I have a question about calculation and reporting of statistics combining data from replication studies. Our techniques don't involve ML, but ML techniques have me thinking about this.
Often in ML there is a hold out validation set. Performance of a model on this set gives an unbiased estimate of out-of-sample performance. Often times, after a model is selected and performance estimated, it is retrained using all data (combining the training, test, and validation sets) for production / usage. The performance of the retrained model does not provide an unbiased estimate of out-of-sample performance.
We do case/control studies that do not involve ML models.
- We divide our data into a discovery and a (smaller) validation set.
- We find candidate solutions on the discovery set and test their significance on the discovery set using an exact test.
- For those that are significant we then take random samples of the discovery set with the same size as the validation set and test group association, if 95% of random samples have the same association as on the discovery set as a whole we keep those solutions (this is a test against noise but mainly used to reduce our candidate solution pool prior to validation).
- We then calculate significance on the validation test and apply MT correction using the Holm-Bonferroni method to determine final significance level.
- For those that replicate, we calculate various other statistics of interest such as odds ratio.
- We report the discovery and validation results.

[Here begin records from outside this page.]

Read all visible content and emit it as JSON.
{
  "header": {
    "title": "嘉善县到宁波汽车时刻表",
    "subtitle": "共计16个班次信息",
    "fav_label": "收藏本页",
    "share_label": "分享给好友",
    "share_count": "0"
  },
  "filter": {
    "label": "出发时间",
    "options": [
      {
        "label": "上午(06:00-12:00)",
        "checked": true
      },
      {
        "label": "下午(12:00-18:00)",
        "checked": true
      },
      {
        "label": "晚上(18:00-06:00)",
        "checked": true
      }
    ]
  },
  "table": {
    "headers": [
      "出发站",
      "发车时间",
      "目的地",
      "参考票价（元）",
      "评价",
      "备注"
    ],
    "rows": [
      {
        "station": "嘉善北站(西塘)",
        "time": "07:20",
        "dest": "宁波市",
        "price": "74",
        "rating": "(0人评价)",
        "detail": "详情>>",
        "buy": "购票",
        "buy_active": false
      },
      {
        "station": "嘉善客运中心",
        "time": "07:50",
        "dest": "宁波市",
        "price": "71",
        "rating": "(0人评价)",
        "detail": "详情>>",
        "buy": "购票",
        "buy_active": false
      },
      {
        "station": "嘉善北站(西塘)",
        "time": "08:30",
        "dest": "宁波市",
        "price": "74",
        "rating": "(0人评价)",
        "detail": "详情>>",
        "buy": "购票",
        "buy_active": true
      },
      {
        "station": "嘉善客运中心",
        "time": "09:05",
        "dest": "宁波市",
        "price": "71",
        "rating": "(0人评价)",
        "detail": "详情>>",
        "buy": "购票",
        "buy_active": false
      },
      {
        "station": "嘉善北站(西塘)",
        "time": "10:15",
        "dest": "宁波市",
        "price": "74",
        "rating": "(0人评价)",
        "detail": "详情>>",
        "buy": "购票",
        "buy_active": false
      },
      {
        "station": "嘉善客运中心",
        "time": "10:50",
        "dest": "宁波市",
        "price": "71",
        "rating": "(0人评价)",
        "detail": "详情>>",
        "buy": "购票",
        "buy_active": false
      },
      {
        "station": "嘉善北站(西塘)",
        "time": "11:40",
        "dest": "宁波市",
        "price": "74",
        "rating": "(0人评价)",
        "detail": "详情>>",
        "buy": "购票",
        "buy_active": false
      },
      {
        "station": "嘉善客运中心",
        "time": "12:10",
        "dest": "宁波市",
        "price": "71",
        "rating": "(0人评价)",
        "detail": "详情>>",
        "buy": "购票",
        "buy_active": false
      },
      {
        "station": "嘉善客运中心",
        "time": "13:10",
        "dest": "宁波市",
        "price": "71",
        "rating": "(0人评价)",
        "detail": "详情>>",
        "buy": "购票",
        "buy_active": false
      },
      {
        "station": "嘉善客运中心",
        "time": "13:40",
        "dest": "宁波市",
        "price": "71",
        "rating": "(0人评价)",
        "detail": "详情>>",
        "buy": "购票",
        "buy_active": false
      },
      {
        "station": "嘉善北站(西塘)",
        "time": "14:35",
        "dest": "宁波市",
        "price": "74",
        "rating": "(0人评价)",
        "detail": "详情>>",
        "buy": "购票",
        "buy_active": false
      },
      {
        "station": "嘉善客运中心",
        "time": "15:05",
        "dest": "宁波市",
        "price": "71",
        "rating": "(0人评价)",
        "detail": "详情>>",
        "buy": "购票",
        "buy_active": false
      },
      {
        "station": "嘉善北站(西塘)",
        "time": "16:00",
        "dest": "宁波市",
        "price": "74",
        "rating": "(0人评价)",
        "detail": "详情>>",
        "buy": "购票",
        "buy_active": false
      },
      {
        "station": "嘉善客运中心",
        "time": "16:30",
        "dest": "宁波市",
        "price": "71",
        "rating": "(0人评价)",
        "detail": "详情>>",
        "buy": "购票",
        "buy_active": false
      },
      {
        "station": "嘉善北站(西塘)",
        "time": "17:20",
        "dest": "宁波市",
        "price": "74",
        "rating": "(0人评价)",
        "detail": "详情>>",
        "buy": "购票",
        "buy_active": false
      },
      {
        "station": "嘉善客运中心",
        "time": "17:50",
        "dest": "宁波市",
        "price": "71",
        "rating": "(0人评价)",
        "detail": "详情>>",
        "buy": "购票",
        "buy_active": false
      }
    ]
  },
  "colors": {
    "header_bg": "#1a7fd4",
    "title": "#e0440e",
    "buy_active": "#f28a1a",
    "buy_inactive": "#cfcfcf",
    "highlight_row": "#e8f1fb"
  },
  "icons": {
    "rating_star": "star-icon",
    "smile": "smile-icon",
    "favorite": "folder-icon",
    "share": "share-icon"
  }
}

It seems to me that doing a final test combining the discovery and validation sets and calculating statistics would give a better estimate of the population since the combined set is larger. My thesis advisor disagrees (and is probably right!) since the discovery set would bias this final test. My thinking: unlike ML, we aren't testing performance on a set we trained on, we are simply calculating statistics for a solution (I suppose this could be argued to be the same thing). We already know that the results are significant and replicate on the validation set, so there's no bias in what we call significant. Furthermore if, somehow, a test was significant on both discovery and validation, but not on the combined set (extremely rare) it could be discarded, improving confidence in the solution.
Would it be appropriate to calculate and report statistics (like odds ratio) on the full data?
Would it be appropriate to calculate significance (whether odds ratio p-value or exact test p-value) on the full data? If so would it need to be corrected?